こうした制約があるなかで、なぜわざわざAFPに手紙を送ってくるのか。
細かいことに病的なまでにこだわる性格から、アルファベット順でメディアを選んだらAFPだったのだろうか?国際的な通信社に訴えれば、自分の声はより多くの人に届くと思ったのか?ブレイビクは事件を起こす前に「世界のニュースの90%はAPとロイターとAFPから流されている」と主張し、「みんなグローバリズムと多文化主義を支持している奴らだ」と嘆いていた。
あるいは、彼は私のことを知っているのか?彼の裁判が行われていた10週間、傍聴席の最前列に座っていたのだから、私のことを覚えていたとしても不思議ではない。弁護士にメールで問い合わせると、「本人に理由を聞いたことはない」と前置きしたうえで、「(手紙の)受取人がどれだけ事件について知識があり、彼が言わんとすることを理解し、伝達できるか。そしてもちろん、各ジャーナリストの記事の影響度と読者層(およびその数)を総合的に判断してのことだろうと思う」との返事がきた。

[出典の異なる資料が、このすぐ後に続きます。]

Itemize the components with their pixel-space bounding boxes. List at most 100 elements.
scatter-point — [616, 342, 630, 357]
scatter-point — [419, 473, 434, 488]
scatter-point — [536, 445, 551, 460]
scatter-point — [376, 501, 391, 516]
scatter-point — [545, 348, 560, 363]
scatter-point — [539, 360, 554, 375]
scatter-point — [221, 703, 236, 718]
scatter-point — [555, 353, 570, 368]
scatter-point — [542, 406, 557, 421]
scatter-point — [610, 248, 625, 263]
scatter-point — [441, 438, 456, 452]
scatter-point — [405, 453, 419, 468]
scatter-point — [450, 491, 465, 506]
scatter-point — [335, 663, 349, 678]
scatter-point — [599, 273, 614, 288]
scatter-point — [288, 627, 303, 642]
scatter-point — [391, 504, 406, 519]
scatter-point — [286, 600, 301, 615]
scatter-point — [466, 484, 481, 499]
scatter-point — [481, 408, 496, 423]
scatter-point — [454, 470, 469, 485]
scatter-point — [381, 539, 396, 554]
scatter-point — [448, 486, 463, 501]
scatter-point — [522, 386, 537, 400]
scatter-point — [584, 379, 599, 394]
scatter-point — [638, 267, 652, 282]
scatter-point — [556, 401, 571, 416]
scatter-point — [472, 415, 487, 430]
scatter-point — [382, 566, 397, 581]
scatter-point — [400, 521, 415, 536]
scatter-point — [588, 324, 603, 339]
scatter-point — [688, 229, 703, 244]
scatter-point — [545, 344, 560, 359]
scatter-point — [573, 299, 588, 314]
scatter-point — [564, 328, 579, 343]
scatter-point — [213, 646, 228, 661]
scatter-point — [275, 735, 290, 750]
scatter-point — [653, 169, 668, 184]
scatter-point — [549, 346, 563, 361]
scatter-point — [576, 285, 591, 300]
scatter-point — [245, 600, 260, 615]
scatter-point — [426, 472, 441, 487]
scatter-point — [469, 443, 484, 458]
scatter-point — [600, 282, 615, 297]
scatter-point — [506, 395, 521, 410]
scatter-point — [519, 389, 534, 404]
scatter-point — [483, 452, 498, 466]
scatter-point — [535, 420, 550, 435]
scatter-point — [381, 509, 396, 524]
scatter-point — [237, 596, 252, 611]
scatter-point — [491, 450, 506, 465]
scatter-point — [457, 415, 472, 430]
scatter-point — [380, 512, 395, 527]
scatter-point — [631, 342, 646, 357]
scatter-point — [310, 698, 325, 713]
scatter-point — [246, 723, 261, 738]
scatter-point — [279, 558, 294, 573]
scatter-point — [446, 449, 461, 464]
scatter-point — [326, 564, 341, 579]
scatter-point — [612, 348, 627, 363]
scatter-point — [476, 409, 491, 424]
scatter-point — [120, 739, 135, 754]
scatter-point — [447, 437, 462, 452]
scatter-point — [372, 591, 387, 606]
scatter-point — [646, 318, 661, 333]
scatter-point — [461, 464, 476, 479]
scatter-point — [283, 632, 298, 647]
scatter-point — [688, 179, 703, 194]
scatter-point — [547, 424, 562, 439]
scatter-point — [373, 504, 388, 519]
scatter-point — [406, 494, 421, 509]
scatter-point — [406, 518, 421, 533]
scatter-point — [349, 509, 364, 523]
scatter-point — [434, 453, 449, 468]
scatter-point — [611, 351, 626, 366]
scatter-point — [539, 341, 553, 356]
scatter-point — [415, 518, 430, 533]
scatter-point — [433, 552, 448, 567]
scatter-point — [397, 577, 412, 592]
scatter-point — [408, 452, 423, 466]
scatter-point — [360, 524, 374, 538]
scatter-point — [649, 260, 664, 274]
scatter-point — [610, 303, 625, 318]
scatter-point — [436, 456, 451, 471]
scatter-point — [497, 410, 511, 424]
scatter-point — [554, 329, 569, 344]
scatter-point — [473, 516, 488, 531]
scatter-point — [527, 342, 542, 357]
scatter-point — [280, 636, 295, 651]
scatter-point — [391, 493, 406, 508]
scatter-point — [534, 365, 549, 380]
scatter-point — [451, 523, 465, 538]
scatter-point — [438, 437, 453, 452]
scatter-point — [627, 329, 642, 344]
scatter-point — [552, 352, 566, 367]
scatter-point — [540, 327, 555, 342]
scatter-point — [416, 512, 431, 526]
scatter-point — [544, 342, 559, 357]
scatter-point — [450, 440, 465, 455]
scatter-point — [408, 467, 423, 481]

理由がなんであれ、扱いが難しかったのは3通目の手紙だ。2通目では刑務所での待遇について書いていたが、今回は政治についての内容だった。34ページにわたり、暴力ではなく民主的なやり方で闘うために「ファシスト」党を組織したいと綴っていた。
ここで根本的な問題に直面した。ジャーナリストはこの内容を世間に知らせるべきか否か。